There are some very helpful amendments, particularly those tabled by the noble Lord, Lord Anderson, which have been referred to by others. What troubles me most about this is that we are endangering the legal certainty, clarity and predictability that are so important. The problem is that retained law will now be reinterpreted. Law can now be given a fresh interpretation so that laws which are still in force as of 31 December 2023 might mean something different from what they meant when they were passed and from how courts have interpreted them if they have been considered by the courts previously. They will mean something else after the end of this year.

From the citizen’s point of view, a major requirement of law is that they know what the law means. If we pass this Bill, that requirement no longer applies to this section of law—in respect of huge swathes of important regulations, from environment and employment to product safety and consumer protections. I will not go into all the examples that we have been talking about on previous days, but the Minister will know what I am trying to get across to him. We just do not know what the effect of this will be. It is impossible to tell from the Bill as it is drafted. The Government cannot possibly know either. They cannot know today, when they are asking us to consider this legislation, the effect that applying different canons of construction will have on thousands of pages of regulation. No Government could think that the best way to remove EU law is to replace it with law the meaning of which is yet unknown. That was my understanding of this, and I am grateful to my noble and learned friend Lord Falconer of Thoroton, who took time yesterday to talk to me about this, to ensure that I was getting this right. This is the situation as he sees it as well. It is quite extraordinary.

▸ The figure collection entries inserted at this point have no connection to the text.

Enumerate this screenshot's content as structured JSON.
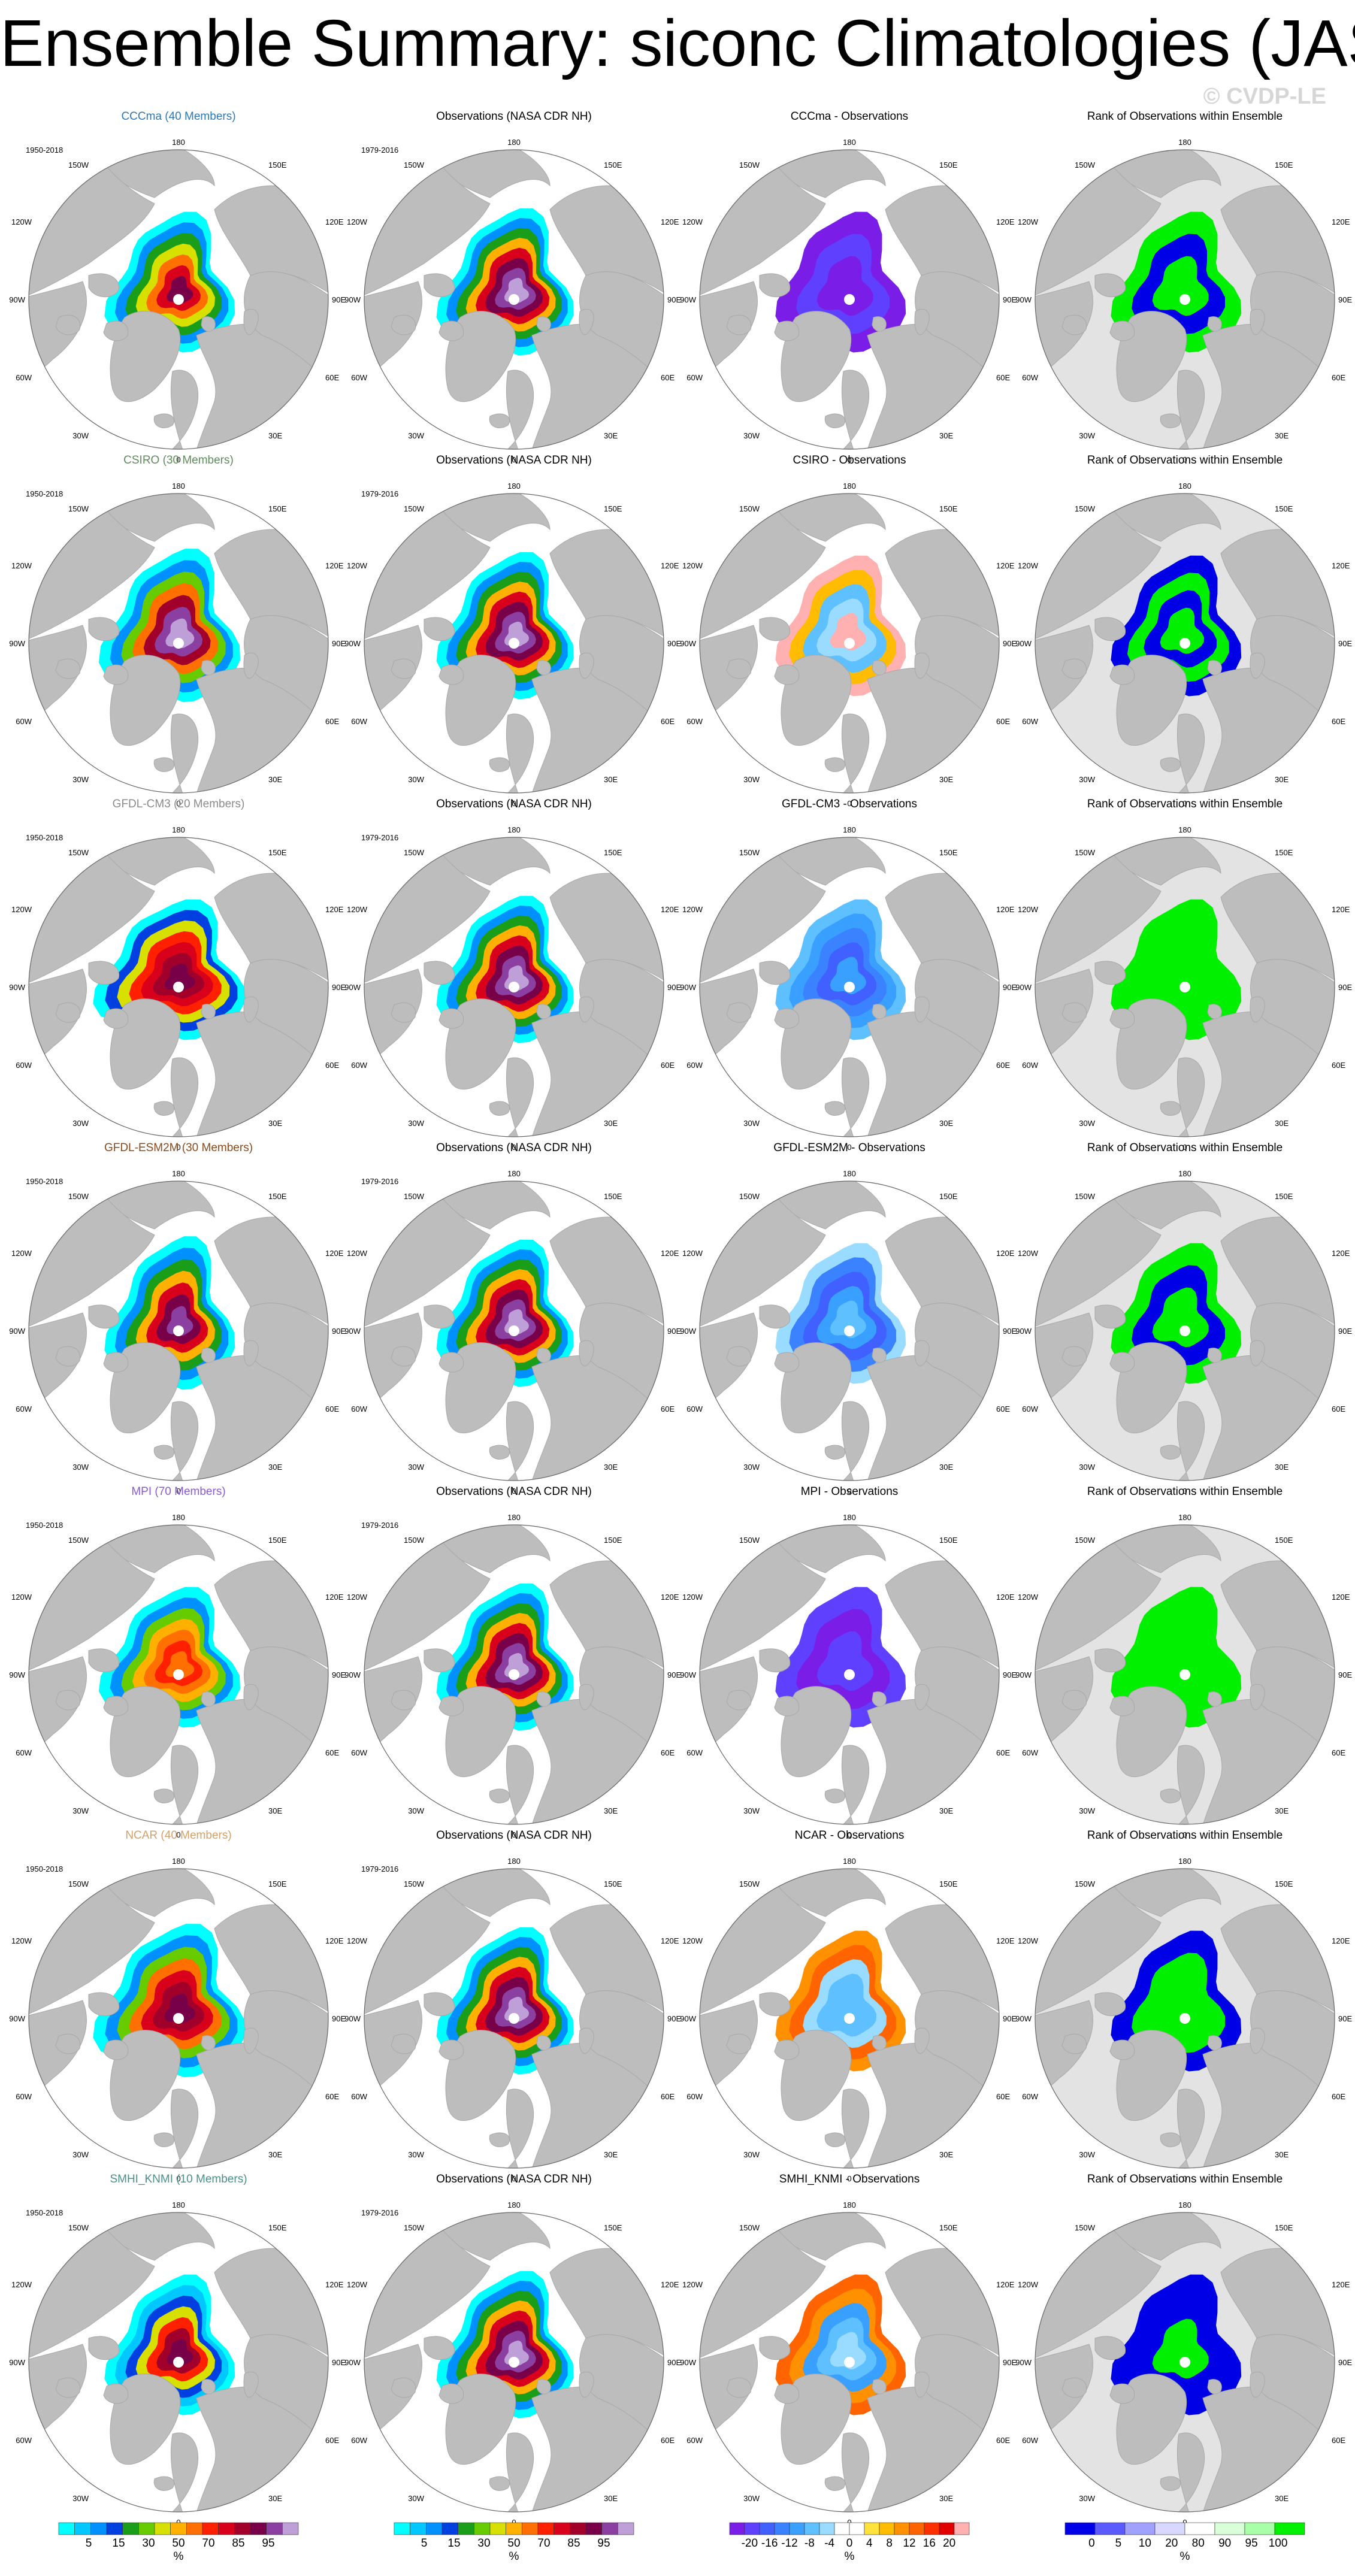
{
  "title": "Ensemble Summary: siconc Climatologies (JAS)",
  "watermark": "© CVDP-LE",
  "colors": {
    "land": "#bdbdbd",
    "land_edge": "#a8a8a8",
    "rank_background": "#e3e3e3",
    "ocean": "#ffffff"
  },
  "ensembles": [
    {
      "name": "CCCma (40 Members)",
      "short": "CCCma",
      "color": "#2a78b8",
      "years": "1950-2018"
    },
    {
      "name": "CSIRO (30 Members)",
      "short": "CSIRO",
      "color": "#5e8c5a",
      "years": "1950-2018"
    },
    {
      "name": "GFDL-CM3 (20 Members)",
      "short": "GFDL-CM3",
      "color": "#8a8a8a",
      "years": "1950-2018"
    },
    {
      "name": "GFDL-ESM2M (30 Members)",
      "short": "GFDL-ESM2M",
      "color": "#8b4a1c",
      "years": "1950-2018"
    },
    {
      "name": "MPI (70 Members)",
      "short": "MPI",
      "color": "#8a5ad0",
      "years": "1950-2018"
    },
    {
      "name": "NCAR (40 Members)",
      "short": "NCAR",
      "color": "#d4a06a",
      "years": "1950-2018"
    },
    {
      "name": "SMHI_KNMI (10 Members)",
      "short": "SMHI_KNMI",
      "color": "#4a8f8a",
      "years": "1950-2018"
    }
  ],
  "observations": {
    "title": "Observations (NASA CDR NH)",
    "years": "1979-2016"
  },
  "diff_suffix": " - Observations",
  "rank_title": "Rank of Observations within Ensemble",
  "lon_labels": {
    "top": "180",
    "bottom": "0",
    "left": [
      "150W",
      "120W",
      "90W",
      "60W",
      "30W"
    ],
    "right": [
      "150E",
      "120E",
      "90E",
      "60E",
      "30E"
    ]
  },
  "chart_data": [
    {
      "type": "heatmap",
      "description_key": "climatology",
      "units": "%",
      "tick_labels": [
        "5",
        "15",
        "30",
        "50",
        "70",
        "85",
        "95"
      ],
      "colors": [
        "#00ffff",
        "#00c8ff",
        "#0090ff",
        "#0040e0",
        "#1a9e1a",
        "#66cc00",
        "#d8e000",
        "#ffb000",
        "#ff7000",
        "#ff2000",
        "#d8001a",
        "#a0002a",
        "#780048",
        "#8b3fa0",
        "#bf9fd8"
      ]
    },
    {
      "type": "heatmap",
      "description_key": "difference",
      "units": "%",
      "tick_labels": [
        "-20",
        "-16",
        "-12",
        "-8",
        "-4",
        "0",
        "4",
        "8",
        "12",
        "16",
        "20"
      ],
      "colors": [
        "#7a1de6",
        "#6040ff",
        "#4060ff",
        "#3a82ff",
        "#3aa0ff",
        "#5ec0ff",
        "#9adcff",
        "#ffffff",
        "#ffffff",
        "#ffe23a",
        "#ffbc00",
        "#ff9000",
        "#ff6400",
        "#ff3000",
        "#e00000",
        "#ffb0b0"
      ]
    },
    {
      "type": "heatmap",
      "description_key": "rank",
      "units": "%",
      "tick_labels": [
        "0",
        "5",
        "10",
        "20",
        "80",
        "90",
        "95",
        "100"
      ],
      "colors": [
        "#0000e6",
        "#5a5aff",
        "#a0a0ff",
        "#d8d8ff",
        "#ffffff",
        "#d8ffd8",
        "#a8ffa8",
        "#00f000"
      ]
    }
  ]
}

I note the remarks of the noble Baroness, Lady McIntosh, on the coherence of civil law, which no one else has referred to. I had not considered this before listening to her speech. She made an important point there. Her points about Clause 7 in relation to the operation in Scotland are also important and it would be very useful if the Minister could respond to those specifically.

We have had some great experience brought to this group, not least by the noble and learned Baroness, Lady Butler-Sloss. It would be wise of the Minister to respect that contribution, which I am sure he will. The noble Viscount, Lord Hailsham, asked: who will judge what is proper? This gets to the heart of this clause and why we are concerned about it. Who will decide, and by what criteria? Clause 7(4) says:

“A higher court may depart from its own retained domestic case law if it considers it right to do so having regard to”,


before going on to list other things.